By Tiffany L. Rehbein
A touch of class.
Those words are painted across the white cinder blocks in my high school gymnasium. You might have heard of it Richey High School. It is the palace of the Lady Royals.
The Royals were inked into the Montana athletic history books Saturday night. The girls' programs in basketball and volleyball claimed State Class C titles in the same year. No other girls' programs in Class C have ever accomplished that goal.
And they not only captured the crowns. They boasted perfect records in both seasons.
In December, after the Royals defeated Reed Point in the championship game held at the Adams Events Center in Missoula, they were 27-0. The year before, they finished the season 26-1, losing only in the state championship game to Box Elder.
The volleyball team finished the season 40-0.
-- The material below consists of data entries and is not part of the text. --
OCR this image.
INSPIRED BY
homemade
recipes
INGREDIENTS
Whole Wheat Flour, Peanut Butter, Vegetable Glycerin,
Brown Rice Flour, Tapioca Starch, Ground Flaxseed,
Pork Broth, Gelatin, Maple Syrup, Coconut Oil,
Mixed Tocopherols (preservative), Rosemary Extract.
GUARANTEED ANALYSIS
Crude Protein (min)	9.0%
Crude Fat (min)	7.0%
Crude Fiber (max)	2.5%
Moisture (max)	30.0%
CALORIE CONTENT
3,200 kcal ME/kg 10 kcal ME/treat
Sometimes it seems teams get so used to winning, they forget the bitterness of a loss. State berths become expected rather than desired. Wins become just another finish, not something savored.
I had the opportunity to witness a perfect ending, capping off a perfect season. I never realized the sweetness of a moment until I saw my hometown team holding the No. 1 trophy.
It was almost as if a little of my sweat and integrity had finally paid off more than seven years later.
That is the beauty of high school athletics, especially at the Class C level. You cannot separate the wheat from the chaff. Coaches use what they are given each athlete plays a role from the water boy through the bench and onto the court.
State championships in Richey are desired. Maybe that is why perfection is so rare; because it takes a special combination that could be never again matched in history.
There are 24 schools represented in the Class A, 45 teams in Class B, and 85 schools making up 75 teams in the Class C.
The odds of making it through a district tournament, divisional tournament, and to the No. 1 spot at state get slimmer and dimmer the farther a team advances.
To do it in two sports during the same season with virtually the same athletes is phenomenal.
When half the town of Richey attends a state tournament game, 150 people are in attendance. That crowd consists of parents and fans and alumni, alike.
After the Royals won, when they posed with their trophy near center court, the crowd cheered, "Royals, Royals, how do you feel?"
They said they felt good.
The team retorted, "Fans, fans, how do you feel?"
The fans felt good, too.
That state trophy represents more than the players and the coaches. It represents the parents, the fans, the former students and students and athletes to come.
We have all walked those hallways or, in Richey's case, the one hallway that runs through the high school. We have all had most of those teachers. I once wore that royal blue and white uniform, with that certain number on the back. I was once a Royal.
Those fans once cheered for me.
The taste of that utmost victory lingers on more than the hearts of those competitors. And it is more than the names emblazoned on the trophy.
I never could have imagined a state championship would encompass so much more than putting together good enough games and matches to beat the next opponent.
It encompasses a body of losses from years before to hone a program into perfection.
Perfection rarely comes in any form. At a Class C school, the wheat cannot be separated, but maybe that lends that slight touch of class that pushes the winners over the top.